Just purchased my Z28 today... Havn't had a great deal of time to play with it but this is what I've found out so far. The grip will make your mouth water. This bow sits where you want it. I'm not a big fan of the larger fat grips like on a matthews, the Z-28 has a nice slim grip. Noise level is a bit louder than I expected. Its by no means loud... but not as quiet as the General. I usually shoot a 29" draw length, but apparently the draw lengths on these bows run long and I stepped down to a 28". (Even the 28 1/2" felt a little long). So I would definatly shoot one before I ordered it. As far as Speed goes @ 28" draw, 70lbs it shot a 350 grain arrow at 303fps. Thats smoking for an 8" brace height if you ask me... My General at 29" 70lb with same arrow shot 282FPS. Not bashing bowtech at all but it was also plauged with cam lean and limb problems.... So I no longer own the general.
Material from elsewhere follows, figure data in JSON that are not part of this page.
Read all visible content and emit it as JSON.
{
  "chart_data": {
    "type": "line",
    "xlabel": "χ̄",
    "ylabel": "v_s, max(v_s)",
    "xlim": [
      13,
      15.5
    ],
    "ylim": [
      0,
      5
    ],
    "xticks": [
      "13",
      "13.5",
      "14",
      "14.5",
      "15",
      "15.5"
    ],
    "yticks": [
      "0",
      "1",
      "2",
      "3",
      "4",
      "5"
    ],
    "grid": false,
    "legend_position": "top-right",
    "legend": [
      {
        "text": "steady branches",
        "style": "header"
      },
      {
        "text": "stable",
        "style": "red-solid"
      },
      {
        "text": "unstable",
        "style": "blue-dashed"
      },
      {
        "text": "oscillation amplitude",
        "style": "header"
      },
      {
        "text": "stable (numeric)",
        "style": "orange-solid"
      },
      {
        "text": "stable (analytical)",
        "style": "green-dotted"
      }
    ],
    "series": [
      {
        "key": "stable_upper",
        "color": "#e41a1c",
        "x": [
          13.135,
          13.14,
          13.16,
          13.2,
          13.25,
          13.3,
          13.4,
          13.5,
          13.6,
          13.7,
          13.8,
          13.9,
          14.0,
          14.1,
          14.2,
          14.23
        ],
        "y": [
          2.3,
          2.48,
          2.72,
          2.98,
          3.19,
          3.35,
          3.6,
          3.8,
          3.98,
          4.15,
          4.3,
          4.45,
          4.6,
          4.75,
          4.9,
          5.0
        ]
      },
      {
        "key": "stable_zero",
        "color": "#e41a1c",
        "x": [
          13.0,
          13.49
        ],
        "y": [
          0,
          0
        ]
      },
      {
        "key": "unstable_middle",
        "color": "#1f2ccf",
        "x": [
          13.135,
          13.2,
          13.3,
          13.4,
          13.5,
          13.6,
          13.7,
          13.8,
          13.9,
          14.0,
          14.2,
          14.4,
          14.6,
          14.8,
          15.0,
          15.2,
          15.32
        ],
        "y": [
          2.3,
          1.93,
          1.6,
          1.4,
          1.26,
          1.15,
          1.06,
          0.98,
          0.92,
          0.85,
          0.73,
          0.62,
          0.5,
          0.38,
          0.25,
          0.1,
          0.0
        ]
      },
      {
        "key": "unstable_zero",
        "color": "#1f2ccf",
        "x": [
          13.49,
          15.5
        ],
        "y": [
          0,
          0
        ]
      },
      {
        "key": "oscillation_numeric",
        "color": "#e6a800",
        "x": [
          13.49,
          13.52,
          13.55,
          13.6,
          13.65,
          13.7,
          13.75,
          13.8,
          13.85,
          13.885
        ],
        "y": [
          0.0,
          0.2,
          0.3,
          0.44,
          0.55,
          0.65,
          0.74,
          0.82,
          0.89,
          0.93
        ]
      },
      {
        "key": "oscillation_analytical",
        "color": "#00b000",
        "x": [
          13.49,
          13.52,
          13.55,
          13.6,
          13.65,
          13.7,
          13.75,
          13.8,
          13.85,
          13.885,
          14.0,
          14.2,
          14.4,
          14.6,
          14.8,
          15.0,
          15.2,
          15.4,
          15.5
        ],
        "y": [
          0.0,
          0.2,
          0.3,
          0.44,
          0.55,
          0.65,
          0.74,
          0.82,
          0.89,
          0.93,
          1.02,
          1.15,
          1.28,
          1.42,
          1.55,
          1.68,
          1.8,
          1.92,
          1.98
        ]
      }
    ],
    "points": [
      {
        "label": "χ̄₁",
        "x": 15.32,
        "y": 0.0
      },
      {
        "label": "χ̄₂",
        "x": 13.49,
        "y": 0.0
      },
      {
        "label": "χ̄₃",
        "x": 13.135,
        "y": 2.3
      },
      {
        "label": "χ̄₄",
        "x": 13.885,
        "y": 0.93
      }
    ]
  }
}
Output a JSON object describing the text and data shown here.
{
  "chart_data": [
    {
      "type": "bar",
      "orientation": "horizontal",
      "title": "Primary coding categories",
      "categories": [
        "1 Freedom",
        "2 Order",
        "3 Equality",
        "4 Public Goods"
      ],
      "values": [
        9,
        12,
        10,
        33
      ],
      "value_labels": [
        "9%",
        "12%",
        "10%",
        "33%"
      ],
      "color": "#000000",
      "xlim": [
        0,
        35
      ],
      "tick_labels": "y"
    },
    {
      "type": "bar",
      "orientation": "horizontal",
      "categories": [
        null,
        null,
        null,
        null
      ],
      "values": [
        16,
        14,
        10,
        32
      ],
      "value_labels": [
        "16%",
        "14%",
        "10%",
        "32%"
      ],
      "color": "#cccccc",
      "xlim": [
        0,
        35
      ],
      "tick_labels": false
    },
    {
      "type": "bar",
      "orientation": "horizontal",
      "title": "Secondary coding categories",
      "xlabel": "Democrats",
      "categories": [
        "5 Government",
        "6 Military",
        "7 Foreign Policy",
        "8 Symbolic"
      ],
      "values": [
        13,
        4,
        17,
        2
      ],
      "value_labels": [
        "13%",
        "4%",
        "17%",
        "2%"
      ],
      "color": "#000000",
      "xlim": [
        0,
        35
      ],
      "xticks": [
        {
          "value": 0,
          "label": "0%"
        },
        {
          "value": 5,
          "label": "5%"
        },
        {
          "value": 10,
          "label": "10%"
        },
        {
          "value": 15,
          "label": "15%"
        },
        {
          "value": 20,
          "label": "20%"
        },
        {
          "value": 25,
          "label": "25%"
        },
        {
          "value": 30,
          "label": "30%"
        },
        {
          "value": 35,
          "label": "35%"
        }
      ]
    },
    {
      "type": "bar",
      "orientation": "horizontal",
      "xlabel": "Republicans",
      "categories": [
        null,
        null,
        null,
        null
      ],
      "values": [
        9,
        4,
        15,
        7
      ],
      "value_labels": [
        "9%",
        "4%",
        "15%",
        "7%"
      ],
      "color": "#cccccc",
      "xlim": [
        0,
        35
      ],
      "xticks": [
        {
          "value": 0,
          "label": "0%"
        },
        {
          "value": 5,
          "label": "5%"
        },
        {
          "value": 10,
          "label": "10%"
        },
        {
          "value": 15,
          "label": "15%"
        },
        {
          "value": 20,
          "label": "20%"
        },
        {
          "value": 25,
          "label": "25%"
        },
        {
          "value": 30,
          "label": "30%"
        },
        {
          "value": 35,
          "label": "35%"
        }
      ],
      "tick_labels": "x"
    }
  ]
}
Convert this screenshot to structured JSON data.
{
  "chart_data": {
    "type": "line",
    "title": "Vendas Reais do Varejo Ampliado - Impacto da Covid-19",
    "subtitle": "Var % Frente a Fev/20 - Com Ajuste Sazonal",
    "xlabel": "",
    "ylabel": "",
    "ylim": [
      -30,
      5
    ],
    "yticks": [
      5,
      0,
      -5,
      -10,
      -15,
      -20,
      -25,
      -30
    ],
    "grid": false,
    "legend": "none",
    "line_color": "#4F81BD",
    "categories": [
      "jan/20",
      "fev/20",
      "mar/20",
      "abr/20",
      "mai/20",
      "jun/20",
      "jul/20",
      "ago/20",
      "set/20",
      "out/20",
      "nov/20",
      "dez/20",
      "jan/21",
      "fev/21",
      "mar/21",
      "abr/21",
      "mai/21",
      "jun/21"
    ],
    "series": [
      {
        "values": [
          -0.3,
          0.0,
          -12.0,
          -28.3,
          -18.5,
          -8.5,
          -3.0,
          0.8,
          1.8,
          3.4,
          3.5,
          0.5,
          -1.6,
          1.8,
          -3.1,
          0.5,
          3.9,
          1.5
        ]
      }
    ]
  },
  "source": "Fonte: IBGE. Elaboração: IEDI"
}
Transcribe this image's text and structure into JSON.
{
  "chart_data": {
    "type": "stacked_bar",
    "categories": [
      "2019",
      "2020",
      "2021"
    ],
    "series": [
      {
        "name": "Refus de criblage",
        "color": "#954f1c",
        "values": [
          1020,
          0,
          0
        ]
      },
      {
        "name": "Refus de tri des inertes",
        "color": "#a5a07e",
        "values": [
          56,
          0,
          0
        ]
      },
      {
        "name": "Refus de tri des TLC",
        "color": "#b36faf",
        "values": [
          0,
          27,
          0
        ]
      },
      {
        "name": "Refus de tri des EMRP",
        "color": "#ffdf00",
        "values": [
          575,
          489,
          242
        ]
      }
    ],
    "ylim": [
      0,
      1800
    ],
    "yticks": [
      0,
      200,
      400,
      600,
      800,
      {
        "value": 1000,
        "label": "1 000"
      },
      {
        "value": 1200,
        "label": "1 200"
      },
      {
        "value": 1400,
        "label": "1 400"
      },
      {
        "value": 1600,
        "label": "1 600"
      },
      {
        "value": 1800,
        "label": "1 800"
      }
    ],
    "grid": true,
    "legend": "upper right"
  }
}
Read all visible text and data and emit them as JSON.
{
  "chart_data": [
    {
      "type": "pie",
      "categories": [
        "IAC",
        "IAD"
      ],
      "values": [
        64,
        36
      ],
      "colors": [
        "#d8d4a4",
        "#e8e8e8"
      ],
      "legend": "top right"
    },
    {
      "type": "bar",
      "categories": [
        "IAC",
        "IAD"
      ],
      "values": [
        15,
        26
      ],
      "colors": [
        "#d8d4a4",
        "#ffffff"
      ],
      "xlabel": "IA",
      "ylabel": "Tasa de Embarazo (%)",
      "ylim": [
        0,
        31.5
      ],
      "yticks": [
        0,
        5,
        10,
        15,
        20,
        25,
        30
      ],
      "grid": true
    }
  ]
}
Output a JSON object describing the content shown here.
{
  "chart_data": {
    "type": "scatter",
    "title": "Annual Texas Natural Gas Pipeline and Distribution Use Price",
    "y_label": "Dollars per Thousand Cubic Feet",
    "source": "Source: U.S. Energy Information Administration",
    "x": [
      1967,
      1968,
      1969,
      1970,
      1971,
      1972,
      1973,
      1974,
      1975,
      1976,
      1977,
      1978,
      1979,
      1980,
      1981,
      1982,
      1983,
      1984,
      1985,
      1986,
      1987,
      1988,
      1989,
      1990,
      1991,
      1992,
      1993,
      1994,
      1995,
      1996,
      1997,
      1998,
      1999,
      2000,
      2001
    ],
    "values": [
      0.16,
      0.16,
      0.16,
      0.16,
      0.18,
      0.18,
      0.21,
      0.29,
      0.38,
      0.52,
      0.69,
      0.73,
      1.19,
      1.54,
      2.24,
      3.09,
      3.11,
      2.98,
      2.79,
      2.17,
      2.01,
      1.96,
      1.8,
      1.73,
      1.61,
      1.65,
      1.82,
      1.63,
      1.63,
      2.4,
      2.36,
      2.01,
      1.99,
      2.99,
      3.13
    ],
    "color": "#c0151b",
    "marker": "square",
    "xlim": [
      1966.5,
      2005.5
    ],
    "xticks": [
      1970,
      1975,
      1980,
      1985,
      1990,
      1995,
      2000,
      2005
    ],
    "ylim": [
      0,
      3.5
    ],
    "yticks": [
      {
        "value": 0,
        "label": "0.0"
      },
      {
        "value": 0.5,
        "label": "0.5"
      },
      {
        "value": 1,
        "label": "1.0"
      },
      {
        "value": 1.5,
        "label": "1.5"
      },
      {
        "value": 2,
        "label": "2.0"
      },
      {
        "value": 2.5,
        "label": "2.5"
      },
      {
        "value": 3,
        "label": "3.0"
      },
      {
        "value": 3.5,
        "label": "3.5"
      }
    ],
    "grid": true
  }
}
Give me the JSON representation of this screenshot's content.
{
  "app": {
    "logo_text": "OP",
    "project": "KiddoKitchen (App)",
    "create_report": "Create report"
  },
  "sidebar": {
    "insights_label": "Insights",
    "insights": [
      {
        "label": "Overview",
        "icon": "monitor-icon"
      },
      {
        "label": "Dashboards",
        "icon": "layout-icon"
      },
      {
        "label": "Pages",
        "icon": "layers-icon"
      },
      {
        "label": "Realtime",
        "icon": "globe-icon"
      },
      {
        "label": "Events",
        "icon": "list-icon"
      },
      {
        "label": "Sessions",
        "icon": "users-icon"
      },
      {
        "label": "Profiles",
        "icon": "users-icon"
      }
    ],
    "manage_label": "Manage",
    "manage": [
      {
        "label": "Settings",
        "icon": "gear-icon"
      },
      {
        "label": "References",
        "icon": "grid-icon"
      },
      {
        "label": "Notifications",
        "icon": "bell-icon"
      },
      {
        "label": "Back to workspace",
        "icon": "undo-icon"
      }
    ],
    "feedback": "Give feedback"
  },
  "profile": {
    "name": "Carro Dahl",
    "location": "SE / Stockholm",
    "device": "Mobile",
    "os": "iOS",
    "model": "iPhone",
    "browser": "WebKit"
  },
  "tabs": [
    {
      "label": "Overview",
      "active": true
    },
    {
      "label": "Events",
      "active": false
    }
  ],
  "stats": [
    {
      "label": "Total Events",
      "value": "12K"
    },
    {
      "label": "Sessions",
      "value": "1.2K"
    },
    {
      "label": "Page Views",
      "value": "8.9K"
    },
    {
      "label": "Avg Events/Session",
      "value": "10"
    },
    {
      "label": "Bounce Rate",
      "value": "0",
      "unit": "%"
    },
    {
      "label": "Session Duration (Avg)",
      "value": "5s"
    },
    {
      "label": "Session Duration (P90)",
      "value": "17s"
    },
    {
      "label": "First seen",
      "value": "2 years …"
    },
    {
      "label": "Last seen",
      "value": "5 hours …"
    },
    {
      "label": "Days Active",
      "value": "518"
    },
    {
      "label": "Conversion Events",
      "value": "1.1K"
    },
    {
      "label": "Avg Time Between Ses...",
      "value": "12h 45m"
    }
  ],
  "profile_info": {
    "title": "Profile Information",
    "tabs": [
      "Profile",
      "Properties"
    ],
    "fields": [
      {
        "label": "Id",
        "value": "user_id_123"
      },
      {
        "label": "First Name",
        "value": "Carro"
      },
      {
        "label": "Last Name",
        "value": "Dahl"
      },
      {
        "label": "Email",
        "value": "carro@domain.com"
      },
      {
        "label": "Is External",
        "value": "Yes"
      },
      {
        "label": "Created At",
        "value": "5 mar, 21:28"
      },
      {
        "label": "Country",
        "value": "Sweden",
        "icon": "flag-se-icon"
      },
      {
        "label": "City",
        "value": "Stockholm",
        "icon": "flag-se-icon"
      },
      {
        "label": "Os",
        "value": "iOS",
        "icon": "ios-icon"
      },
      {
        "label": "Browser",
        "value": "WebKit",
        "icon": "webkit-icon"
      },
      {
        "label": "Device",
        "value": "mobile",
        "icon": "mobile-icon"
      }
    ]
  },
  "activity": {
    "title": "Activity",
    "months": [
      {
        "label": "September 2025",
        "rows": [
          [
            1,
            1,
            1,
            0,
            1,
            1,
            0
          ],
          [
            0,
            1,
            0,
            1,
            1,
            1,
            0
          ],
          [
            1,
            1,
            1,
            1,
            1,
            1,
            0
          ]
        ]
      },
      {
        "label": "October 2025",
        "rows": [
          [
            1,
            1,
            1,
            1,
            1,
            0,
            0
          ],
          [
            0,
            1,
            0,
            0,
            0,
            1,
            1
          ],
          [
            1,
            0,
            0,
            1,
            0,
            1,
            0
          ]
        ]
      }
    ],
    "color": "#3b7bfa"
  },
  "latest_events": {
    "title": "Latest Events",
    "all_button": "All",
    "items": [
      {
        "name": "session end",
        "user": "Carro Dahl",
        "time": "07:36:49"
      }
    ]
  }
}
As far as a target/competition bow I would reccomend you stepping up to the GT500 just for the longer ATA. As far as hunting, treestand, and groundblind go this bow is the ticket. The speed and forgivness bow should make it very hunter friendly


----------



## deerhunter81 (Nov 30, 2007)

NCHunter287 said:


> Just purchased my Z28 today... Havn't had a great deal of time to play with it but this is what I've found out so far. The grip will make your mouth water. This bow sits where you want it. I'm not a big fan of the larger fat grips like on a matthews, the Z-28 has a nice slim grip. Noise level is a bit louder than I expected. Its by no means loud... but not as quiet as the General. I usually shoot a 29" draw length, but apparently the draw lengths on these bows run long and I stepped down to a 28". (Even the 28 1/2" felt a little long). So I would definatly shoot one before I ordered it. As far as Speed goes @ 28" draw, 70lbs it shot a 350 grain arrow at 303fps. Thats smoking for an 8" brace height if you ask me... My General at 29" 70lb with same arrow shot 282FPS. Not bashing bowtech at all but it was also plauged with cam lean and limb problems.... So I no longer own the general. As far as a target/competition bow I would reccomend you stepping up to the GT500 just for the longer ATA. As far as hunting, treestand, and groundblind go this bow is the ticket. The speed and forgivness bow should make it very hunter friendly



The last line of your signature is............well very impressive!!!!


----------